Para Fabrício Boliveira, é difícil fazer uma simples caminhada no Jardim Botânico do Rio. Além das pessoas que o abordam para tirar fotos, de um lado ele ouve de um menino: "Didu, você estava chapado na novela". Enquanto outro garoto grita: "Didu, dá a mala de dinheiro para mim". São manifestações que mostram o sucesso de seu personagem na novela das nove da Globo, A Favorita. "Sou tranqüilo, aberto, então as pessoas sempre se aproximam de mim", conta o ator, com um sorrido no rosto. Como filho de um deputado corrupto que procura encontrar o melhor caminho para tocar a vida e se livrar do alcoolismo, Fabrício faz o trabalho mais popular de sua carreira. Este baiano de 26 anos iniciou sua carreira no teatro, em Salvador. E no cinema, fez o longa A Máquina, de João Falcão. O ator não esconde a satisfação com o reconhecimento do público, mas garante não se deslumbrar. "Meu contrato é por obra e com o fim da novela fico sem emprego fixo. Mas quero fazer cinema, teatro. São tantos desejos que nem penso na instabilidade da profissão."
Você fez um escravo em Sinhá Moça e depois o Saci no Sítio do Picapau Amarelo. Em A Favorita, seu personagem pertence a uma família rica, situação incomum para os atores negros na teledramaturgia. Como você avalia essa mudança?
FABRÍCIO BOLIVEIRA - É um retrato raro na teledramaturgia, mas que existe na realidade. E esse é um dos méritos do autor João Emanuel Carneiro. Ter colocado uma família negra e rica de maneira natural na novela. Eu não ando questionando todos os dias a minha questão racial. E as pessoas que se relacionam comigo também não me vêem só pela minha cor. Esse é só um detalhe. É importante que a TV mostre negros de todos os tipos. Ricos, pobres e com ou sem caráter.
No início da trama, o Didu era um inconseqüente.
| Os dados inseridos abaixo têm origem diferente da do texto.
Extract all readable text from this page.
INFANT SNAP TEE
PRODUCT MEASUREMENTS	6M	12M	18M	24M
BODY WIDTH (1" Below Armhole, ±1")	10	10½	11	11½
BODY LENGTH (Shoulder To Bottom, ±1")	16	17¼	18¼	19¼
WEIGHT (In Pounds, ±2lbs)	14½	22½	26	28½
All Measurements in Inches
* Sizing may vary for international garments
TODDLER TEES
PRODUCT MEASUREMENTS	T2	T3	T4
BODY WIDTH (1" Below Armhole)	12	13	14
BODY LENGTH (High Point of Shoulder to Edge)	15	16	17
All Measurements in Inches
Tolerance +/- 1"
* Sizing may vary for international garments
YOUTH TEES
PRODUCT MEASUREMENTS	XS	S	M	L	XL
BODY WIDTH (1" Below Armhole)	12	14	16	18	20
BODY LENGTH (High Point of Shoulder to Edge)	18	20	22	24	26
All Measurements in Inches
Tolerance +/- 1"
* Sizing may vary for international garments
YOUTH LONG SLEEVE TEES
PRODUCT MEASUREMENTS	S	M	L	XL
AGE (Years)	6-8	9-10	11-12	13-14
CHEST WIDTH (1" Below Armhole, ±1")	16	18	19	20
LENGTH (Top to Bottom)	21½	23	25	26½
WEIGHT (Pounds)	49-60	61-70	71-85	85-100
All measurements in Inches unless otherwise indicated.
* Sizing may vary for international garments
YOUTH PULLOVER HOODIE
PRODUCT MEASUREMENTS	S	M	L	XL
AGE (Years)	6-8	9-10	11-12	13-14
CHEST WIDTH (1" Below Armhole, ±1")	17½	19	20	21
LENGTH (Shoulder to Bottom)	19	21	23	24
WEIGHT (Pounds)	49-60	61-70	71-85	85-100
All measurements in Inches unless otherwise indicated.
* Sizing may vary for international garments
Mas no decorrer dos capítulos, o personagem está tentando ser mais centrado. Como o público responde às suas transformações?
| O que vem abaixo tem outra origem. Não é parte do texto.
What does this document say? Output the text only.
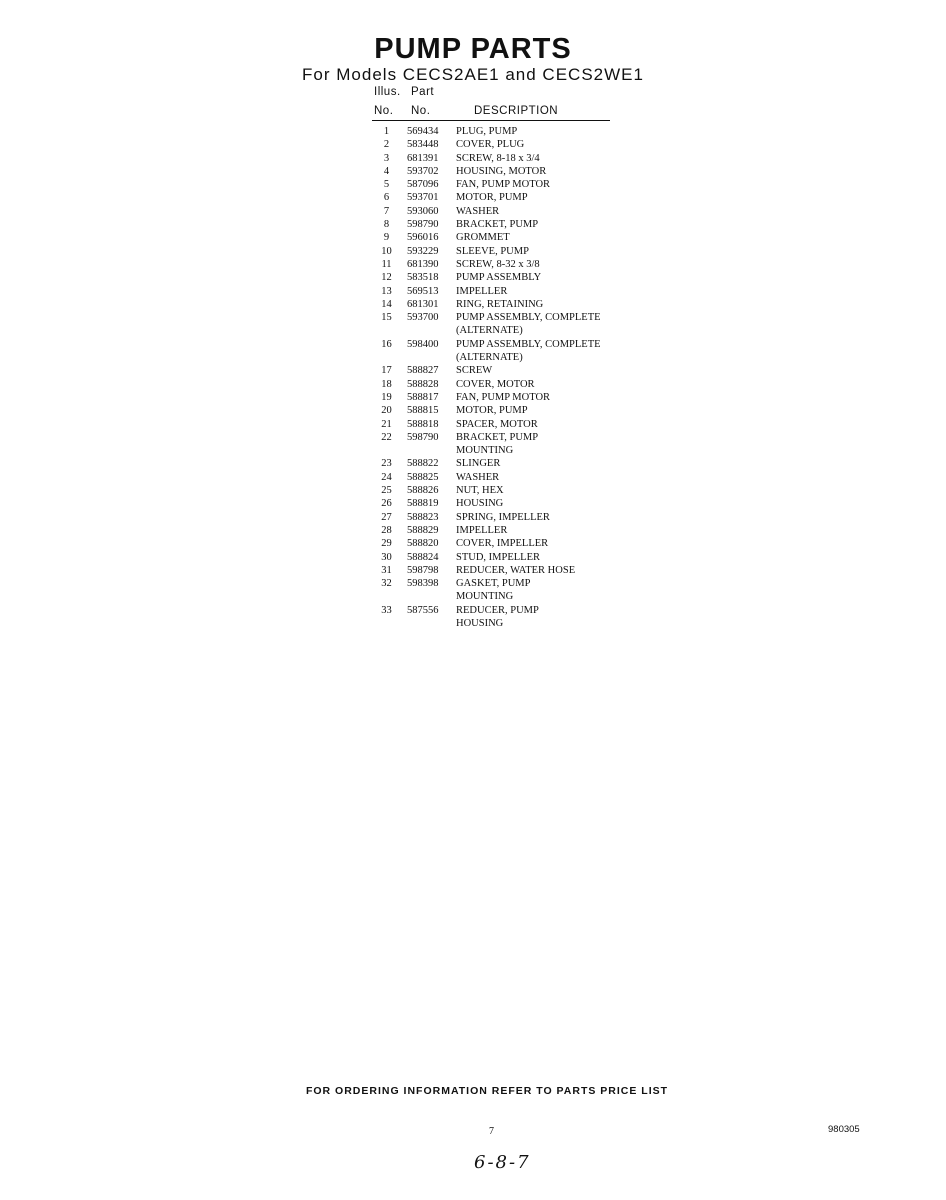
PUMP PARTS
For Models CECS2AE1 and CECS2WE1
Illus. Part
No. No.	DESCRIPTION
1	569434	PLUG, PUMP
2	583448	COVER, PLUG
3	681391	SCREW, 8-18 x 3/4
4	593702	HOUSING, MOTOR
5	587096	FAN, PUMP MOTOR
6	593701	MOTOR, PUMP
7	593060	WASHER
8	598790	BRACKET, PUMP
9	596016	GROMMET
10	593229	SLEEVE, PUMP
11	681390	SCREW, 8-32 x 3/8
12	583518	PUMP ASSEMBLY
13	569513	IMPELLER
14	681301	RING, RETAINING
15	593700	PUMP ASSEMBLY, COMPLETE
(ALTERNATE)
16	598400	PUMP ASSEMBLY, COMPLETE
(ALTERNATE)
17	588827	SCREW
18	588828	COVER, MOTOR
19	588817	FAN, PUMP MOTOR
20	588815	MOTOR, PUMP
21	588818	SPACER, MOTOR
22	598790	BRACKET, PUMP
MOUNTING
23	588822	SLINGER
24	588825	WASHER
25	588826	NUT, HEX
26	588819	HOUSING
27	588823	SPRING, IMPELLER
28	588829	IMPELLER
29	588820	COVER, IMPELLER
30	588824	STUD, IMPELLER
31	598798	REDUCER, WATER HOSE
32	598398	GASKET, PUMP
MOUNTING
33	587556	REDUCER, PUMP
HOUSING
FOR ORDERING INFORMATION REFER TO PARTS PRICE LIST
7	980305
6-8-7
BOLIVEIRA - Nas ruas, as pessoas sempre gostaram do Didu. Quando ele foi candidato a prefeito na novela, tinha gente que dizia que ele deveria ser eleito. Mesmo com o problema do alcoolismo, todo mundo sempre viu o personagem como um cara legal. Encaravam o álcool como uma válvula de escape. Muita gente fala que os vilões são os personagens mais amados e questiona a sociedade em que a gente vive. Eu não vejo assim. O Didu é um personagem que está sempre avaliando seus atos e se reconstruindo. Não é o bonzinho chato. Ele tem vários defeitos, mas as pessoas gostam muito. É assustador o fascínio que um trabalho na TV exerce no público.
Assustador por quê?
BOLIVEIRA - Porque as pessoas têm a necessidade de ter alguém para se espelhar, um herói, alguém como impositor de opinião e costumes para copiar. A cópia é até válida, mas não centralizada naquilo que uma única pessoa lhe impõe. A profissão do ator é para questionar as pessoas e não impor nada a elas. Sou sujeito a falhas, erros e me dá medo essa coisa das pessoas se espelharem no ator como exemplo. A TV no Brasil virou referência de costumes, de hábitos. Deixou todo mundo igualzinho.
É uma crítica bem direta a um veículo de comunicação em que você atua...
BOLIVEIRA - Acho que a teledramaturgia tem de se voltar mais para o popular porque o Brasil tem muitos cantos. O diretor Luiz Fernando Carvalho faz um pouco disso, vai buscar talentos em outros lugares. Mas ainda é pouco. Está tudo muito centrado nos grandes centros urbanos. A gente não vê o Norte do Brasil na TV, por exemplo. Visitei Belém do Pará e as pessoas me perguntavam como é que está o País. Isso porque elas não se sentem inseridas. Não se vêem representadas. Para sair da mesmice e dos mesmos formatos, seria legal expandir a produção de teledramaturgia para outros cantos do Brasil.
E como você, um ator baiano com formação teatral, entrou no universo da TV?
BOLIVEIRA - Eu fazia campanhas publicitárias em Salvador e já estava juntando minhas coisas para tentar alguma coisa no Rio quando pintou o teste para Sinhá Moça. Eu já tinha participado de um episódio de Cidade dos Homens no mesmo ano. De lá para cá foi rolando um trabalho atrás do outro e fui ficando. Quando terminar a novela estou sem um emprego fixo. Mas tenho vontade de fazer tantos projetos que isso não me angustia. Faz parte do meu trabalho ter de correr atrás do que quero.